再说回英格兰,英格兰的王权比西欧国家如法国、西班牙等还要更弱一点,而15-17世纪的地理大发现又强化了这种差别。地理大发现带来了第一次全球化贸易,西欧国家获利丰厚,但西欧的大陆国家由于王权较强,能够垄断海上贸易,这又进一步巩固了王权。而英格兰王室无法垄断贸易,结果逐渐就在英格兰造就了一批富商大贾,民间与王室抗衡的能力越来越强。正是在这种历史演进中,英格兰逐渐出现了议会政治,发生了光荣革命、大宪章运动,最终确立了君主立宪的民主政体。所以说不是封建君主乐于看到民主的发展,而是历史原因造就了民间话语能力强,足以和王权对抗。
曾经的殖民地为什么有的富有的穷
接下来再说说美国。在美洲刚被发现的时候,南美的文明富裕程度比北美强太多了,可几百年过去,为什么南美成了失败国家的典型,而北美却成了富裕国家的典型?这又与历史因素有关,葡萄牙和西班牙殖民者首先发现了南美,这里有阿兹特克、玛雅等成熟的帝国,殖民者在掠夺中总结出一套办法,就是制服帝国的精英阶层,然后通过他们来役使广大民众,搜刮钱财,并进一步创设出比本土制度更具攫取性的制度。

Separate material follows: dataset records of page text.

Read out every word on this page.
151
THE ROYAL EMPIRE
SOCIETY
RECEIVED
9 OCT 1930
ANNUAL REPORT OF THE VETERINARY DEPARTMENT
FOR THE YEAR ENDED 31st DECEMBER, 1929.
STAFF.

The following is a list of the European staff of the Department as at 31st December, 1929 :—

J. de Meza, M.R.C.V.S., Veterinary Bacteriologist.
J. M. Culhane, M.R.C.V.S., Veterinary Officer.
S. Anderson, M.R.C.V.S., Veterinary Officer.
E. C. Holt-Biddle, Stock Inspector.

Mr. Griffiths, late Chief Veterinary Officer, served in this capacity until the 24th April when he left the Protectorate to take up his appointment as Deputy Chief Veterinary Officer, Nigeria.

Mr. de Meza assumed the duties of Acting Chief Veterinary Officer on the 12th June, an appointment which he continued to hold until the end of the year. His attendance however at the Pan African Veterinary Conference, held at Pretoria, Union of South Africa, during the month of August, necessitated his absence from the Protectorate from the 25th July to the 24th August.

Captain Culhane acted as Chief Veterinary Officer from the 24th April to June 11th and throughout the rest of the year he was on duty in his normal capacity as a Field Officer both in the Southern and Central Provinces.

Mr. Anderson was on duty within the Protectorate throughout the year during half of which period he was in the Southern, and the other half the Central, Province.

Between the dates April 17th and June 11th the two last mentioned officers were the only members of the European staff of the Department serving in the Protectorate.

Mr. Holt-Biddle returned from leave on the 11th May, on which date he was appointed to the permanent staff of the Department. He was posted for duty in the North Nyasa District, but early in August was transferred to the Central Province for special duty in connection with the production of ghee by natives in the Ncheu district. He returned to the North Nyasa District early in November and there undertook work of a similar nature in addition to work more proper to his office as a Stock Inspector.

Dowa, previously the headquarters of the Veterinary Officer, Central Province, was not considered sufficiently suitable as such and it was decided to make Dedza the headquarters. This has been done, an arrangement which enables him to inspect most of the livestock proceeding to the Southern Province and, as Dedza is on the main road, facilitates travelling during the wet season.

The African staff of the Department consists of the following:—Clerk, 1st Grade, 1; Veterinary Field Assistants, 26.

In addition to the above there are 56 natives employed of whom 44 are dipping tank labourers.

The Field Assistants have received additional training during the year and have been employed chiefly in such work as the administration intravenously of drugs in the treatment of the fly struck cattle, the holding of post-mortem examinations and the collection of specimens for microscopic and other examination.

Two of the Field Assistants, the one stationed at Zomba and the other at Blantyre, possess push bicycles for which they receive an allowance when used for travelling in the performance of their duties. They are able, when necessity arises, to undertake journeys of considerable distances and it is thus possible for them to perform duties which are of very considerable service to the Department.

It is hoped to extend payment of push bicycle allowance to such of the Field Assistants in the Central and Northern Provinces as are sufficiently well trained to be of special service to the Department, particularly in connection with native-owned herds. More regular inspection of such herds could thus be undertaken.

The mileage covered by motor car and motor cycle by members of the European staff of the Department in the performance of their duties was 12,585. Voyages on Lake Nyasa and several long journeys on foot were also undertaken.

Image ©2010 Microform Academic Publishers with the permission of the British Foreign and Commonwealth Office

英国在殖民运动中是后来者,南美这块肥肉已经被分完了,只好去了北美,英国人在北美本来也是模仿葡萄牙西班牙在南美的经验,无奈北美印第安人的文明程度相对落后,人口少、居住分散,这招完全不好使,最后英国的拓殖者没有办法,只能自己当苦力,吭哧吭哧开垦殖民地。这样一来,北美殖民地与英国本土的联系就没那么紧密,独立性强,而且殖民者在严酷的环境中必须平等协作。这样发展上百年,北美南美的政治模式就完全不同了。

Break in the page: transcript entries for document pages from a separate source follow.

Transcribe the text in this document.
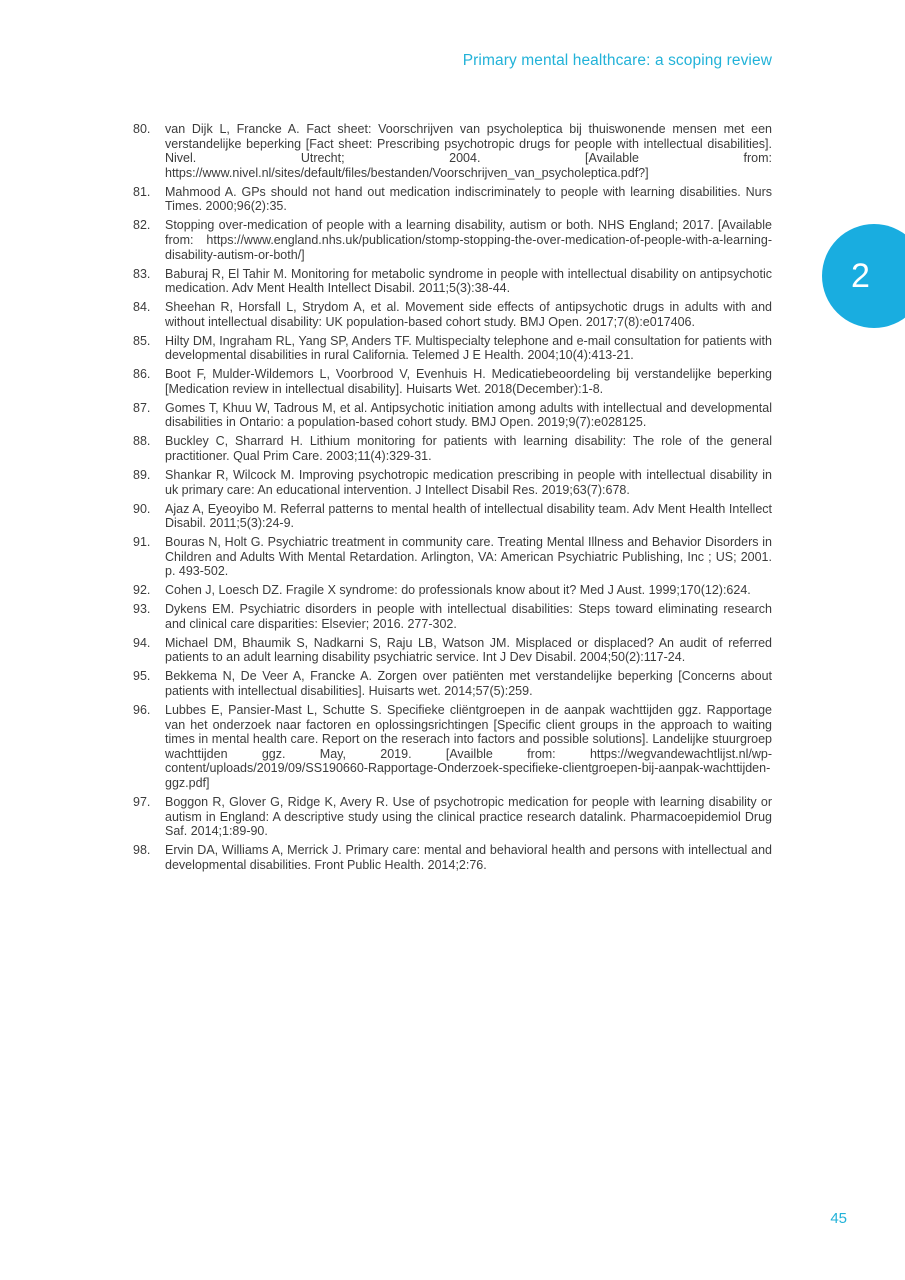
Primary mental healthcare: a scoping review
2
80.	van Dijk L, Francke A. Fact sheet: Voorschrijven van psycholeptica bij thuiswonende mensen met een verstandelijke beperking [Fact sheet: Prescribing psychotropic drugs for people with intellectual disabilities]. Nivel. Utrecht; 2004. [Available from: https://www.nivel.nl/sites/default/files/bestanden/Voorschrijven_van_psycholeptica.pdf?]
81.	Mahmood A. GPs should not hand out medication indiscriminately to people with learning disabilities. Nurs Times. 2000;96(2):35.
82.	Stopping over-medication of people with a learning disability, autism or both. NHS England; 2017. [Available from: https://www.england.nhs.uk/publication/stomp-stopping-the-over-medication-of-people-with-a-learning-disability-autism-or-both/]
83.	Baburaj R, El Tahir M. Monitoring for metabolic syndrome in people with intellectual disability on antipsychotic medication. Adv Ment Health Intellect Disabil. 2011;5(3):38-44.
84.	Sheehan R, Horsfall L, Strydom A, et al. Movement side effects of antipsychotic drugs in adults with and without intellectual disability: UK population-based cohort study. BMJ Open. 2017;7(8):e017406.
85.	Hilty DM, Ingraham RL, Yang SP, Anders TF. Multispecialty telephone and e-mail consultation for patients with developmental disabilities in rural California. Telemed J E Health. 2004;10(4):413-21.
86.	Boot F, Mulder-Wildemors L, Voorbrood V, Evenhuis H. Medicatiebeoordeling bij verstandelijke beperking [Medication review in intellectual disability]. Huisarts Wet. 2018(December):1-8.
87.	Gomes T, Khuu W, Tadrous M, et al. Antipsychotic initiation among adults with intellectual and developmental disabilities in Ontario: a population-based cohort study. BMJ Open. 2019;9(7):e028125.
88.	Buckley C, Sharrard H. Lithium monitoring for patients with learning disability: The role of the general practitioner. Qual Prim Care. 2003;11(4):329-31.
89.	Shankar R, Wilcock M. Improving psychotropic medication prescribing in people with intellectual disability in uk primary care: An educational intervention. J Intellect Disabil Res. 2019;63(7):678.
90.	Ajaz A, Eyeoyibo M. Referral patterns to mental health of intellectual disability team. Adv Ment Health Intellect Disabil. 2011;5(3):24-9.
91.	Bouras N, Holt G. Psychiatric treatment in community care. Treating Mental Illness and Behavior Disorders in Children and Adults With Mental Retardation. Arlington, VA: American Psychiatric Publishing, Inc ; US; 2001. p. 493-502.
92.	Cohen J, Loesch DZ. Fragile X syndrome: do professionals know about it? Med J Aust. 1999;170(12):624.
93.	Dykens EM. Psychiatric disorders in people with intellectual disabilities: Steps toward eliminating research and clinical care disparities: Elsevier; 2016. 277-302.
94.	Michael DM, Bhaumik S, Nadkarni S, Raju LB, Watson JM. Misplaced or displaced? An audit of referred patients to an adult learning disability psychiatric service. Int J Dev Disabil. 2004;50(2):117-24.
95.	Bekkema N, De Veer A, Francke A. Zorgen over patiënten met verstandelijke beperking [Concerns about patients with intellectual disabilities]. Huisarts wet. 2014;57(5):259.
96.	Lubbes E, Pansier-Mast L, Schutte S. Specifieke cliëntgroepen in de aanpak wachttijden ggz. Rapportage van het onderzoek naar factoren en oplossingsrichtingen [Specific client groups in the approach to waiting times in mental health care. Report on the reserach into factors and possible solutions]. Landelijke stuurgroep wachttijden ggz. May, 2019. [Availble from: https://wegvandewachtlijst.nl/wp-content/uploads/2019/09/SS190660-Rapportage-Onderzoek-specifieke-clientgroepen-bij-aanpak-wachttijden-ggz.pdf]
97.	Boggon R, Glover G, Ridge K, Avery R. Use of psychotropic medication for people with learning disability or autism in England: A descriptive study using the clinical practice research datalink. Pharmacoepidemiol Drug Saf. 2014;1:89-90.
98.	Ervin DA, Williams A, Merrick J. Primary care: mental and behavioral health and persons with intellectual and developmental disabilities. Front Public Health. 2014;2:76.
45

随着地理大发现,西欧开始了在全世界的殖民,这一方面让西欧国家越来越富有,另一方面给殖民地造成了巨大的苦难,而且为后续的发展造成了制度性障碍,今天很多前殖民地国家都比较落后,作者认为主要原因就是当年的殖民政策。
发展成功的殖民地只有美国、澳大利亚等寥寥几个,美国前面说了,澳大利亚是什么情况呢。大家都知道澳大利亚是英国流放罪犯的地方,特点一是偏远,二是贫瘠,不管是罪犯还是管理者,最优生存策略就是要充分协作,人们之间是比较平等的关系,这样就能逐渐发展出多元的包容性制度,而包容性制度又有利于创新,经济就越来越发展了。

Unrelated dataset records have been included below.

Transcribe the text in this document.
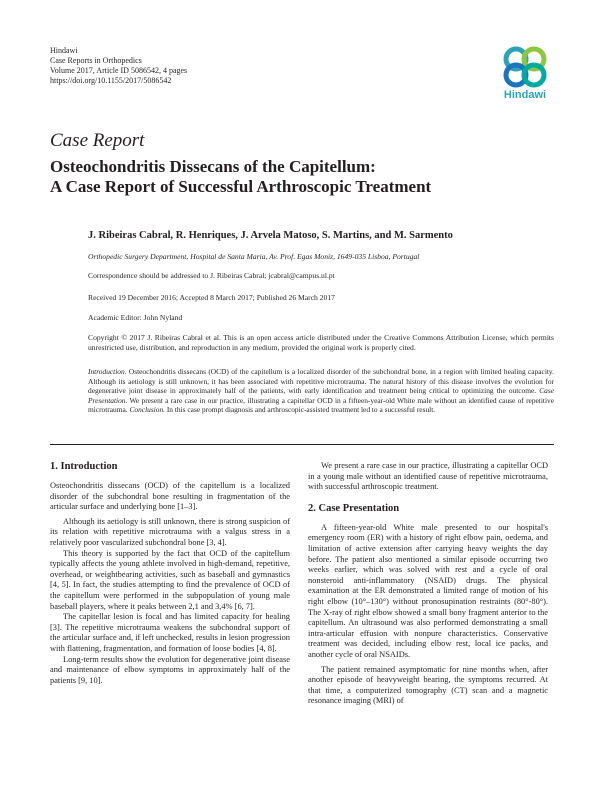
Hindawi
Case Reports in Orthopedics
Volume 2017, Article ID 5086542, 4 pages
https://doi.org/10.1155/2017/5086542
Hindawi
Case Report
Osteochondritis Dissecans of the Capitellum:
A Case Report of Successful Arthroscopic Treatment
J. Ribeiras Cabral, R. Henriques, J. Arvela Matoso, S. Martins, and M. Sarmento
Orthopedic Surgery Department, Hospital de Santa Maria, Av. Prof. Egas Moniz, 1649-035 Lisboa, Portugal
Correspondence should be addressed to J. Ribeiras Cabral; jcabral@campus.ul.pt
Received 19 December 2016; Accepted 8 March 2017; Published 26 March 2017
Academic Editor: John Nyland
Copyright © 2017 J. Ribeiras Cabral et al. This is an open access article distributed under the Creative Commons Attribution License, which permits unrestricted use, distribution, and reproduction in any medium, provided the original work is properly cited.
Introduction. Osteochondritis dissecans (OCD) of the capitellum is a localized disorder of the subchondral bone, in a region with limited healing capacity. Although its aetiology is still unknown, it has been associated with repetitive microtrauma. The natural history of this disease involves the evolution for degenerative joint disease in approximately half of the patients, with early identification and treatment being critical to optimizing the outcome. Case Presentation. We present a rare case in our practice, illustrating a capitellar OCD in a fifteen-year-old White male without an identified cause of repetitive microtrauma. Conclusion. In this case prompt diagnosis and arthroscopic-assisted treatment led to a successful result.
1. Introduction

Osteochondritis dissecans (OCD) of the capitellum is a localized disorder of the subchondral bone resulting in fragmentation of the articular surface and underlying bone [1–3].

Although its aetiology is still unknown, there is strong suspicion of its relation with repetitive microtrauma with a valgus stress in a relatively poor vascularized subchondral bone [3, 4].

This theory is supported by the fact that OCD of the capitellum typically affects the young athlete involved in high-demand, repetitive, overhead, or weightbearing activities, such as baseball and gymnastics [4, 5]. In fact, the studies attempting to find the prevalence of OCD of the capitellum were performed in the subpopulation of young male baseball players, where it peaks between 2,1 and 3,4% [6, 7].

The capitellar lesion is focal and has limited capacity for healing [3]. The repetitive microtrauma weakens the subchondral support of the articular surface and, if left unchecked, results in lesion progression with flattening, fragmentation, and formation of loose bodies [4, 8].

Long-term results show the evolution for degenerative joint disease and maintenance of elbow symptoms in approximately half of the patients [9, 10].

We present a rare case in our practice, illustrating a capitellar OCD in a young male without an identified cause of repetitive microtrauma, with successful arthroscopic treatment.

2. Case Presentation

A fifteen-year-old White male presented to our hospital's emergency room (ER) with a history of right elbow pain, oedema, and limitation of active extension after carrying heavy weights the day before. The patient also mentioned a similar episode occurring two weeks earlier, which was solved with rest and a cycle of oral nonsteroid anti-inflammatory (NSAID) drugs. The physical examination at the ER demonstrated a limited range of motion of his right elbow (10°–130°) without pronosupination restraints (80°-80°). The X-ray of right elbow showed a small bony fragment anterior to the capitellum. An ultrasound was also performed demonstrating a small intra-articular effusion with nonpure characteristics. Conservative treatment was decided, including elbow rest, local ice packs, and another cycle of oral NSAIDs.

The patient remained asymptomatic for nine months when, after another episode of heavyweight bearing, the symptoms recurred. At that time, a computerized tomography (CT) scan and a magnetic resonance imaging (MRI) of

而其他的殖民地,往往都有一些被看重的资源,以及发展到一定程度的文明社会,与南美的情况基本相似,于是殖民者普遍沿用南美经验,利用本土的统治阶级,制定更加强力的攫取性制度,搜刮资源和财富,同时压制了本土的创新可能,这就是殖民地国家后来普遍落后的原因所在。说到这里,似乎应了中国的一句古话:祸兮福所倚福兮祸所伏。曾经的富裕繁荣在殖民者的屠刀下反而成为了原罪,而落后与贫瘠倒为后来的制度发展埋下了伏笔。
几点想法
简短的书评不可能容纳所有内容,比如包容性制度如何促进经济发展,为什么攫取性制度之下也可以实现经济发展等,书中都有大篇幅的论述,但我觉得基本原理很好理解,这些倒没必要太展开。谈几点想法。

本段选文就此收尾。